Principal photography started on April 5, 2010 in Montreal, and the film was released in 2D and in 3-D (using the Real D 3D and Digital 3D formats) on November 11, 2011 by Universal Pictures and Relativity Media.

5- The Cable Guy

The Cable Guy is a 1996 American dark comedy film directed by Ben Stiller who also co-stars in the film. The film stars Jim Carrey and Matthew Broderick. The film was released in the United States on June 14, 1996.

A lonely and disturbed cable guy raised on television just wants a new friend, but his target, a designer, rejects him, with bad consequences.

4- Jackie Brown

Jackie Brown is a 1997 crime drama film written and directed by Quentin Tarantino. It is an adaptation of Elmore Leonard's novel Rum Punch, the first adaptation from Tarantino, and stars Pam Grier in the title role. The film pays homage to 1970s blaxploitation films, particularly the films Coffy and Foxy Brown, both of which also starred Grier in the title roles.

The film's supporting cast includes Robert Forster, Robert De Niro, Samuel L. Jackson, Bridget Fonda and Michael Keaton. It was Tarantino's third film following his successes with Reservoir Dogs (1992) and Pulp Fiction (1994).

Grier and Forster were both veteran actors but neither had performed a leading role in many years. Jackie Brown revitalized both actors' careers. The film garnered Forster an Academy Award nomination for Best Supporting Actor, and Golden Globe Award nominations for Jackson and Grier.

3- Master and Commander

Master and Commander: The Far Side of the World is a 2003 epic historical drama film co-written and directed by Peter Weir, starring Russell Crowe as Jack Aubrey, with Paul Bettany as Stephen Maturin and released by 20th Century Fox, Miramax Films and Universal Studios. The film's plot and characters are adapted from three novels in author Patrick O'Brian's Aubrey–Maturin series, which has a total of 20 novels of Jack Aubrey's naval career.

At the 76th Academy Awards, the film was nominated for 10 Oscars, including Best Picture. It won in two categories, Best Cinematography and Best Sound Editing and lost in all other categories to The Lord of the Rings: The Return of the King.

2- Twister

twister is a 1996 American disaster drama film starring Helen Hunt and Bill Paxton as storm chasers researching tornadoes. It was directed by Jan de Bont from a screenplay by Michael Crichton and Anne-Marie Martin.

In the film, a team of storm chasers try to perfect a data-gathering instrument, designed to be released into the funnel of a tornado, while competing with another better-funded team with a similar device during a tornado outbreak across Oklahoma. The plot is a dramatized view of research projects like VORTEX of the NOAA. The device used in the movie, called "Dorothy", is copied from the real-life TOTO, used in the 1980s by NSSL.

1- The Truman Show

The Truman Show is a 1998 American satirical social science fiction comedy-drama film directed by Peter Weir.

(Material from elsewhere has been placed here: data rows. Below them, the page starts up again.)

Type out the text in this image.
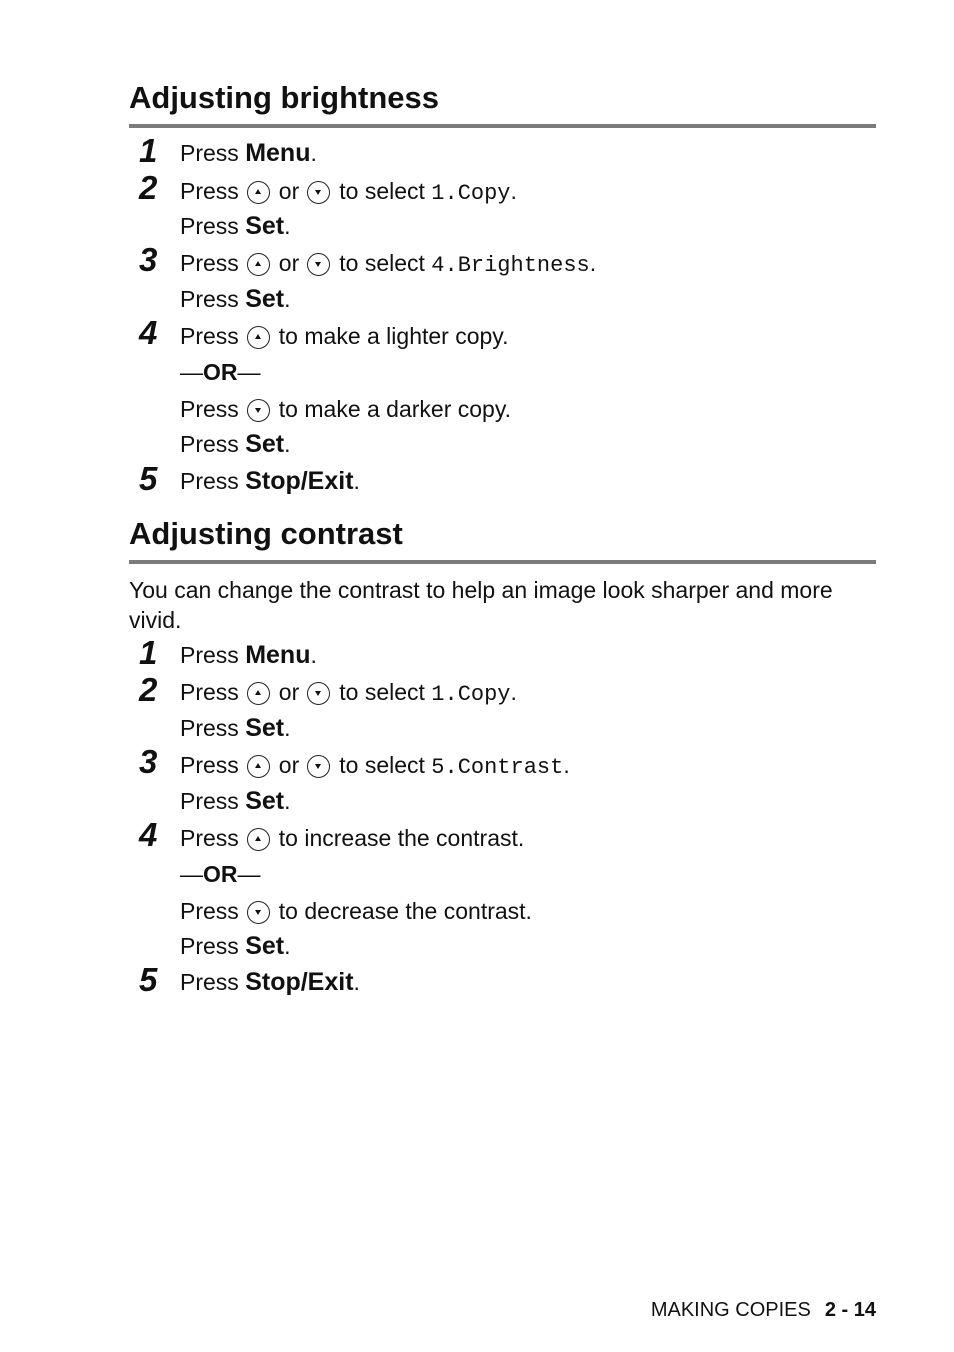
Adjusting brightness
1 Press Menu.
2 Press or to select 1.Copy.
Press Set.
3 Press or to select 4.Brightness.
Press Set.
4 Press to make a lighter copy.
—OR—
Press to make a darker copy.
Press Set.
5 Press Stop/Exit.
Adjusting contrast
You can change the contrast to help an image look sharper and more vivid.
1 Press Menu.
2 Press or to select 1.Copy.
Press Set.
3 Press or to select 5.Contrast.
Press Set.
4 Press to increase the contrast.
—OR—
Press to decrease the contrast.
Press Set.
5 Press Stop/Exit.
MAKING COPIES 2 - 14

The genesis of The Truman Show was a spec script by Ndrew Niccol, inspired by an episode of The Twilight Zone called "Special Service".The original draft was more in tone of a science fiction thriller, with the story set in New York City. Scott Rudin purchased the script, and immediately set the project up at Paramount Pictures. Brian De Palma was in contention to direct before Weir took over and managed to make the film for $60 million against the estimated $80 million budget. Niccol rewrote the script simultaneously as the filmmakers were waiting for Carrey's schedule to open up for filming. The majority of filming took place at Seaside, Florida, a master-planned community located in the Florida Panhandle.